Sometimes I wonder, also, whether this is all a form of escapism. The success of an expedition is all mine: the planning, the logistics, the training, the physical effort, the adaptation and the courage, all leading to the outcome. Political action, for instance, does not work that way. You do the work, and you often cannot tell if anything changed at all, if your contribution mattered. Scientific research is often the same. Love sometimes fizzles out, despite our best efforts. Much of modern office labor takes place in vast economic networks with countless positive and negative externalities: did I make the world a better place? In those endeavours effort and outcome are poorly correlated. Adventures are simple: veni, vidi, optionally vici. Perhaps rafting in caiman-infested waters is just my safe space?
Adventures don’t make you a better person; the world does not need adventures or self-described adventurers. Much of it is ego-stroking. Useless, at best. Sometimes with climatic consequences. And why am I making this website? I intend to share a part of my life with my friends and family, and some strangers. Pretty pictures, stories that help define me, perhaps some inspiration for others. But there’s also vanity in it.
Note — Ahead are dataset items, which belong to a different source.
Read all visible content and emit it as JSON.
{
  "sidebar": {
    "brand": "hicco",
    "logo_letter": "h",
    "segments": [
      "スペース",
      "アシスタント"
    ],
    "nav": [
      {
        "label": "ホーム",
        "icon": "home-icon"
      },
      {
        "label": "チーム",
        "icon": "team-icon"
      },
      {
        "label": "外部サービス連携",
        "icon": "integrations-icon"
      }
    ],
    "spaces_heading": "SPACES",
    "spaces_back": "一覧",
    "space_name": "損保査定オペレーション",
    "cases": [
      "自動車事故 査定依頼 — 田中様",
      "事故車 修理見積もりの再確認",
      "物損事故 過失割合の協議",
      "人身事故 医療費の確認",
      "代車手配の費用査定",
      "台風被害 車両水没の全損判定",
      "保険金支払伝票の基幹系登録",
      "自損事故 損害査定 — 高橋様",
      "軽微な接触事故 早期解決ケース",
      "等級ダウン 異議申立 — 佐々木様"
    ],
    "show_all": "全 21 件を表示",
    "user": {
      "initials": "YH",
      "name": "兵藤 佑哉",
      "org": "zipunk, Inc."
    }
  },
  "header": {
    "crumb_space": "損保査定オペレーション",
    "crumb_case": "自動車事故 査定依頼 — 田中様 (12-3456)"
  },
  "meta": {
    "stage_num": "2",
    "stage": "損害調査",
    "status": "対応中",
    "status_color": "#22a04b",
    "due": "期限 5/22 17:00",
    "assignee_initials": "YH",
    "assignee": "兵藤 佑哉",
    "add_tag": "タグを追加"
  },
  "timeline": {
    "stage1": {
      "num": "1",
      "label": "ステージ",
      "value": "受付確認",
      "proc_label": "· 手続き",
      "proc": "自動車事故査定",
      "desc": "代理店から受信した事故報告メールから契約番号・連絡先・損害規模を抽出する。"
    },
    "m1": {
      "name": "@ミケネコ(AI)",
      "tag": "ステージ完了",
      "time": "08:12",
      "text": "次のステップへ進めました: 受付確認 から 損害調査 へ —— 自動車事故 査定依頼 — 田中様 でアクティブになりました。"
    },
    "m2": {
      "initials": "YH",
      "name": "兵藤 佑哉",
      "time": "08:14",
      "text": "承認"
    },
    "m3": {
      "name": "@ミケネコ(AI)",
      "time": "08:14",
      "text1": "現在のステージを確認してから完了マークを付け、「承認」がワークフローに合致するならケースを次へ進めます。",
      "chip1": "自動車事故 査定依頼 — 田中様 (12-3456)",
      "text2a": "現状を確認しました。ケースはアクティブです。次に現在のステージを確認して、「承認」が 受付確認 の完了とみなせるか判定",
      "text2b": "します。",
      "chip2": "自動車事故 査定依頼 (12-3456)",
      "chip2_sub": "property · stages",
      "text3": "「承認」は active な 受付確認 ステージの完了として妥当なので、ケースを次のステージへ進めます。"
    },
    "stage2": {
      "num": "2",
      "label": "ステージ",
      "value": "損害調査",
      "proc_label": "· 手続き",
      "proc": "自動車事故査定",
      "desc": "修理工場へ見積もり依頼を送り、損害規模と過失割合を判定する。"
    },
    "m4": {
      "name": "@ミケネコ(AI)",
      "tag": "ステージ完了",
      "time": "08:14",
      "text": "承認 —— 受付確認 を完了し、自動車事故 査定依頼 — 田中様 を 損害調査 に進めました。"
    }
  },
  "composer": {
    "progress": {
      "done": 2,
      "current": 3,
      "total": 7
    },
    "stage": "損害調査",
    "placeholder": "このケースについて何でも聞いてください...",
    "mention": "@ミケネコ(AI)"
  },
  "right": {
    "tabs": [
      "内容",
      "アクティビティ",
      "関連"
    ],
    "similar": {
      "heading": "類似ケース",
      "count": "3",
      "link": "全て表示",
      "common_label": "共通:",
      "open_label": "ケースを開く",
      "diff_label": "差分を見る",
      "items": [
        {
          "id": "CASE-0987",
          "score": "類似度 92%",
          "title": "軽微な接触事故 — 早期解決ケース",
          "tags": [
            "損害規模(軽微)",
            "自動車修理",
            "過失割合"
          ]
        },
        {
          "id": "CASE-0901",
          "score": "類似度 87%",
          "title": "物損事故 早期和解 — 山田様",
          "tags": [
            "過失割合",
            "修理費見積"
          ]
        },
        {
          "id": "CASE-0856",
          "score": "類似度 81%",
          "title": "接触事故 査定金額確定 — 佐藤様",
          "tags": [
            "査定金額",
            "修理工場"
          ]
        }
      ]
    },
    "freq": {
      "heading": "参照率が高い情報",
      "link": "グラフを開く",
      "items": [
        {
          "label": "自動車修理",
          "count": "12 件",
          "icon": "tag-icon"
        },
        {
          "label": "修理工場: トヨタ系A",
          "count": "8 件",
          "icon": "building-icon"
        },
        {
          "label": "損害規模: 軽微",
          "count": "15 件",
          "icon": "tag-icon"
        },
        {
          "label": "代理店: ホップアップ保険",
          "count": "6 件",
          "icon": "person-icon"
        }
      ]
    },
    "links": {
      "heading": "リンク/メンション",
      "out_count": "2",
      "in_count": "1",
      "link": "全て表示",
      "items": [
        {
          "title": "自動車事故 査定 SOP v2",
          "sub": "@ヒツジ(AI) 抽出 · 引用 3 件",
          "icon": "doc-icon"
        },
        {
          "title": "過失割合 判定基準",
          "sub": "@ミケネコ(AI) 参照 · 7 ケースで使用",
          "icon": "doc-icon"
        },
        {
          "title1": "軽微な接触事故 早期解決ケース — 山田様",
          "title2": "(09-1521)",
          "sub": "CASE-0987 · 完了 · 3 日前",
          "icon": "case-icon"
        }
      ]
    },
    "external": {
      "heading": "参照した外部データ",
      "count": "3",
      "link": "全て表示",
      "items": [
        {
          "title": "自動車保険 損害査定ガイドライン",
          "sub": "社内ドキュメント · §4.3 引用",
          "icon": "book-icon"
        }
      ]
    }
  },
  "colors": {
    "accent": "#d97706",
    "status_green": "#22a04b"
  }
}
Yet having projects that genuinely constitute who you are is a virtue. The joy and the beauty are real. The narrative of self that these trips produce has given me something I haven’t been able to find elsewhere. These aren’t trivial goods: a life cleared of them, in order to be more available for other purposes, isn’t obviously a better life. And my life need not be fully dedicated to this hobby.
I’ll keep coming back to these reflections and changing this note, for as long as I go on adventures.
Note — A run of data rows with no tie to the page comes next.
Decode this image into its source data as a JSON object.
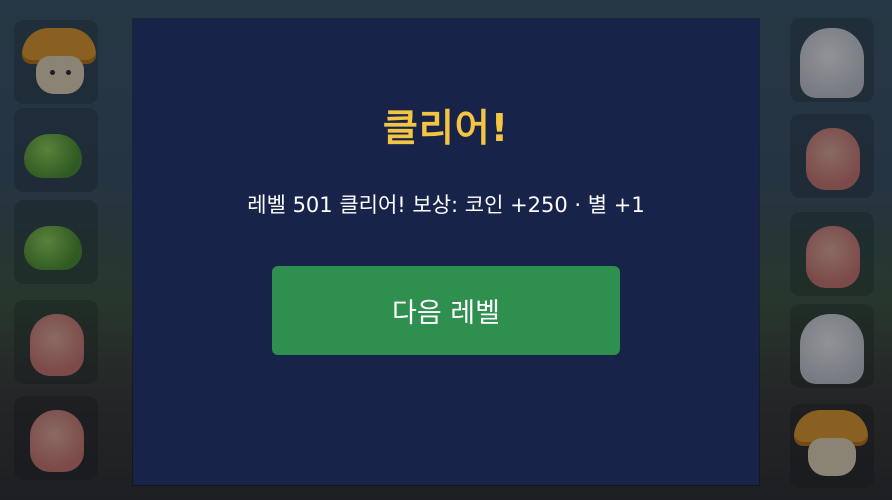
{
  "modal": {
    "title": "클리어!",
    "message": "레벨 501 클리어! 보상: 코인 +250 · 별 +1",
    "next_button": "다음 레벨"
  },
  "board": {
    "left_column": [
      "mushroom",
      "slime",
      "slime",
      "pig",
      "pig"
    ],
    "right_column": [
      "yeti",
      "pig",
      "pig",
      "yeti",
      "mushroom"
    ]
  },
  "colors": {
    "modal_bg": "#18234a",
    "title": "#f4c542",
    "button": "#2e8f4e"
  }
}
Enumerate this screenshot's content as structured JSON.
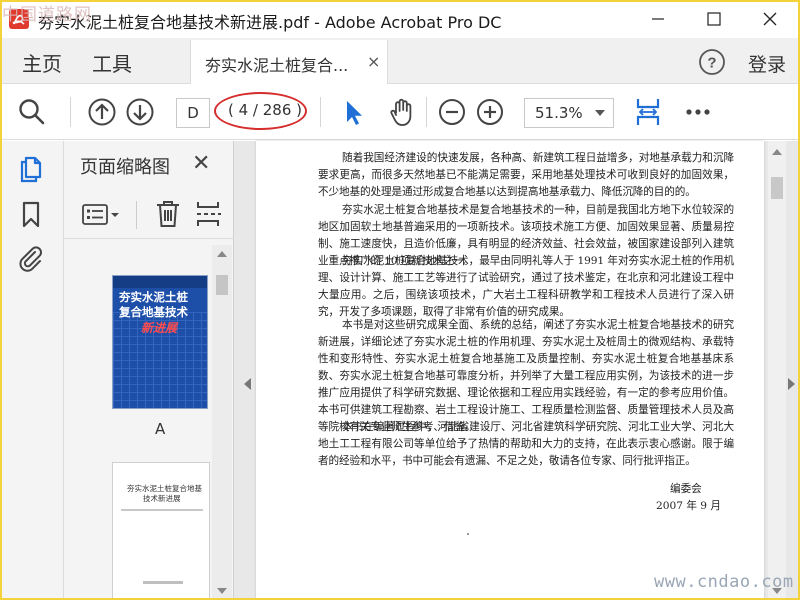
{
  "window": {
    "title": "夯实水泥土桩复合地基技术新进展.pdf - Adobe Acrobat Pro DC",
    "watermark_top": "中国道路网",
    "watermark_bottom": "www.cndao.com"
  },
  "menubar": {
    "home": "主页",
    "tools": "工具",
    "tab_label": "夯实水泥土桩复合...",
    "tab_close": "×",
    "login": "登录"
  },
  "toolbar": {
    "page_input": "D",
    "page_count": "( 4 / 286 )",
    "zoom": "51.3%"
  },
  "thumbnails": {
    "title": "页面缩略图",
    "close": "✕",
    "cover": {
      "line1": "夯实水泥土桩",
      "line2": "复合地基技术",
      "line3": "新进展"
    },
    "cover_label": "A",
    "page2": {
      "line1": "夯实水泥土桩复合地基",
      "line2": "技术新进展"
    }
  },
  "document": {
    "paragraphs": [
      "随着我国经济建设的快速发展，各种高、新建筑工程日益增多，对地基承载力和沉降要求更高，而很多天然地基已不能满足需要，采用地基处理技术可收到良好的加固效果，不少地基的处理是通过形成复合地基以达到提高地基承载力、降低沉降的目的的。",
      "夯实水泥土桩复合地基技术是复合地基技术的一种，目前是我国北方地下水位较深的地区加固软土地基普遍采用的一项新技术。该项技术施工方便、加固效果显著、质量易控制、施工速度快，且造价低廉，具有明显的经济效益、社会效益，被国家建设部列入建筑业重点推广的 10 项新技术之一。",
      "夯实水泥土桩复合地基技术，最早由同明礼等人于 1991 年对夯实水泥土桩的作用机理、设计计算、施工工艺等进行了试验研究，通过了技术鉴定，在北京和河北建设工程中大量应用。之后，围绕该项技术，广大岩土工程科研教学和工程技术人员进行了深入研究，开发了多项课题，取得了非常有价值的研究成果。",
      "本书是对这些研究成果全面、系统的总结，阐述了夯实水泥土桩复合地基技术的研究新进展，详细论述了夯实水泥土桩的作用机理、夯实水泥土及桩周土的微观结构、承载特性和变形特性、夯实水泥土桩复合地基施工及质量控制、夯实水泥土桩复合地基基床系数、夯实水泥土桩复合地基可靠度分析，并列举了大量工程应用实例，为该技术的进一步推广应用提供了科学研究数据、理论依据和工程应用实践经验，有一定的参考应用价值。本书可供建筑工程勘察、岩土工程设计施工、工程质量检测监督、质量管理技术人员及高等院校有关专业师生参考、借鉴。",
      "本书在编著过程中，河北省建设厅、河北省建筑科学研究院、河北工业大学、河北大地土工工程有限公司等单位给予了热情的帮助和大力的支持，在此表示衷心感谢。限于编者的经验和水平，书中可能会有遗漏、不足之处，敬请各位专家、同行批评指正。"
    ],
    "signature": "编委会",
    "date": "2007 年 9 月"
  },
  "colors": {
    "accent": "#1f6fd6",
    "annotation": "#d62d2d",
    "cover_blue": "#1e4fa8"
  }
}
Foundational: Terray’s Conquerors of the Useless is where this started. The title is the argument. It’s also the best mountaineering book ever written. Simmel’s “The Adventure” is a focused philosophical account of what adventure actually is.
On morality: Mill’s Utilitarianism proposes to judge the morality actions based on the sum of their consequences (their usefulness); MacIntyre’s After Virtue proposes virtue ethics as an alternative that is not limited to a calculus of welfare.
On perception and aesthetics: Kant’s Critique of Judgment is the classical account of the sublime, and implicitly the position this piece argues against. Merleau-Ponty’s Phenomenology of Perception and Gibson’s Ecological Approach to Visual Perception address how being inside a landscape transforms perception of it. Rebuffat’s Étoiles et Tempête illustrates this from the perspective of an alpinist. Dewey’s Art as Experience apparently bridges the gap between engagement and aesthetic experience (I’m told it belongs here, but haven’t read it yet).
Narrative self-construction: MacIntyre is also relevant here, though the canonical account is Ricoeur’s Oneself as Another, which I have yet to read. Dennett’s Consciousness Explained explores the theme intelligently from a cognitive science angle. Nietzsche’s Ecce Homo (“How One Becomes What One Is”) is an amusing illustration of the practice… and its egotist pitfalls. So is Messner’s entire body of work.
Community: Of course this reflection is a personal one: things I asked myself before going on adventures where risk was important, or when taking other people with me, or when making this website. But it’s also the product of discussions with many people who have much more experience than me and who have thought about it for decades, whether they’re mountain guides or more experienced amateurs.